Es precisamente en estos diarios [Sur, La Nación, Realidad, Los Anales de Buenos Aires] donde Rosa Chacel deja perfecta y prosaica constancia de las penurias económicas a las que la condenó el exilio, y que fueron una de las causas directas de que acabara dedicándose, como tantos otros intelectuales en su circunstancia, a la traducción11.

14Rosa Chacel commenta elle-même son activité de traductrice :

Me puse a anotar esto, con la idea de comentar la penosa caminata, a pleno sol, con zapatos detestables. Eso es lo que queda decir, no tengo por qué someterme a ese tormento: hay que comprar zapatos nuevos. ¿Puedo comprarlos?... Lo intentaré y aquí quedará apuntado – porque eso y solo eso es lo que tengo que apuntar. […] En resumen, tendré que aceptar alguna traducción, cosa enojosa, si no es voluntaria12.

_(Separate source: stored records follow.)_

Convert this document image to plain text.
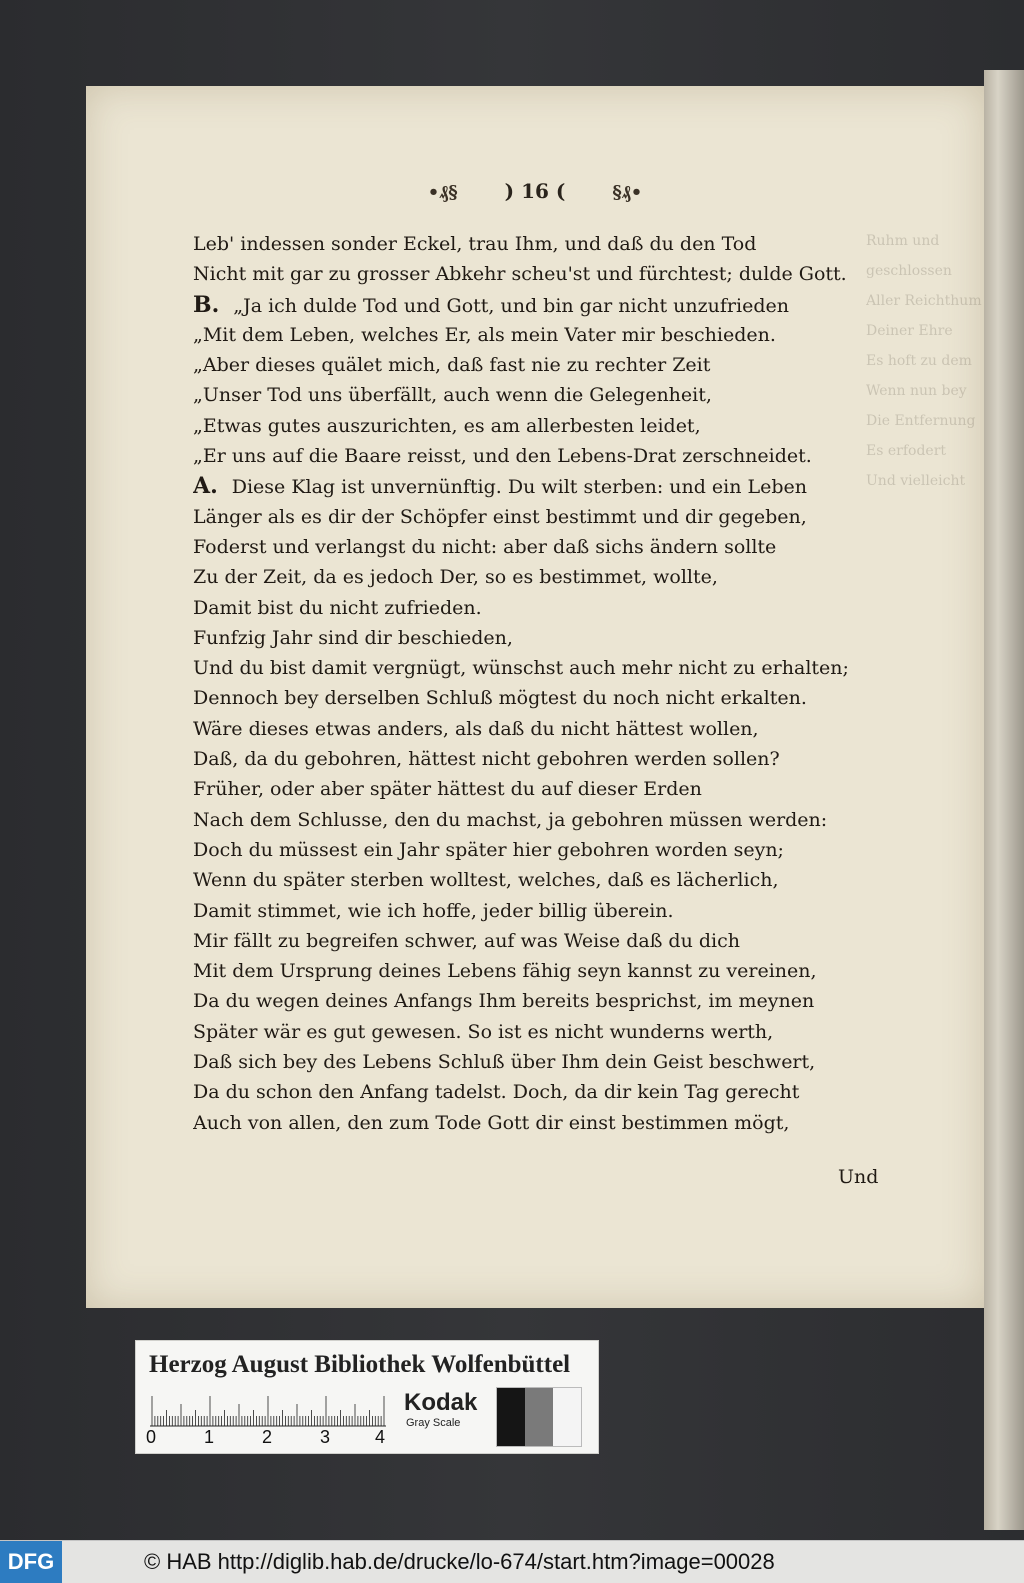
Ruhm und geschlossen
Aller Reichthum
Deiner Ehre
Es hoft zu dem
Wenn nun bey
Die Entfernung
Es erfodert
Und vielleicht
•₰§ ) 16 (	§₰•
Leb' indessen sonder Eckel, trau Ihm, und daß du den Tod
Nicht mit gar zu grosser Abkehr scheu'st und fürchtest; dulde Gott.
B. „Ja ich dulde Tod und Gott, und bin gar nicht unzufrieden
„Mit dem Leben, welches Er, als mein Vater mir beschieden.
„Aber dieses quälet mich, daß fast nie zu rechter Zeit
„Unser Tod uns überfällt, auch wenn die Gelegenheit,
„Etwas gutes auszurichten, es am allerbesten leidet,
„Er uns auf die Baare reisst, und den Lebens-Drat zerschneidet.
A. Diese Klag ist unvernünftig. Du wilt sterben: und ein Leben
Länger als es dir der Schöpfer einst bestimmt und dir gegeben,
Foderst und verlangst du nicht: aber daß sichs ändern sollte
Zu der Zeit, da es jedoch Der, so es bestimmet, wollte,
Damit bist du nicht zufrieden.
Funfzig Jahr sind dir beschieden,
Und du bist damit vergnügt, wünschst auch mehr nicht zu erhalten;
Dennoch bey derselben Schluß mögtest du noch nicht erkalten.
Wäre dieses etwas anders, als daß du nicht hättest wollen,
Daß, da du gebohren, hättest nicht gebohren werden sollen?
Früher, oder aber später hättest du auf dieser Erden
Nach dem Schlusse, den du machst, ja gebohren müssen werden:
Doch du müssest ein Jahr später hier gebohren worden seyn;
Wenn du später sterben wolltest, welches, daß es lächerlich,
Damit stimmet, wie ich hoffe, jeder billig überein.
Mir fällt zu begreifen schwer, auf was Weise daß du dich
Mit dem Ursprung deines Lebens fähig seyn kannst zu vereinen,
Da du wegen deines Anfangs Ihm bereits besprichst, im meynen
Später wär es gut gewesen. So ist es nicht wunderns werth,
Daß sich bey des Lebens Schluß über Ihm dein Geist beschwert,
Da du schon den Anfang tadelst. Doch, da dir kein Tag gerecht
Auch von allen, den zum Tode Gott dir einst bestimmen mögt,
Und
Herzog August Bibliothek Wolfenbüttel
0	1	2	3 4
Kodak
Gray Scale
DFG	© HAB http://diglib.hab.de/drucke/lo-674/start.htm?image=00028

15Le colombien Otto de Greiff (1903-1995), musicologue, poète, traducteur, professeur, ingénieur et journaliste publiera l’ouvrage Versiones poéticas (Instituto Colombiano de Cultura, Colcultura, 1975) composé de traductions de textes français (dix-sept poètes : Apollinaire, Mallarmé, Bonnard et José María de Heredia), allemands (vingt-deux poètes : Goethe, Schiller, Hölderlin, Heine, Rilke), anglais (cinq poètes : Shakespeare ou Coleridge), italiens (dix poètes : Agnelli, Vivaldi, Tasso, Boito) et suédois (Edda Trymskvida). Selon Alfredo Perea Díez, Otto de Grief a joué un rôle important dans la diffusion de la littérature étrangère en Colombie : « Sus traducciones del francés, el inglés, el italiano, y especialmente el alemán, Goethe, Heine, Schiller y Rilke, entre otros, han familiarizado a los colombianos con una poesía que si no fuera por él, no estaría a nuestro alcance »13.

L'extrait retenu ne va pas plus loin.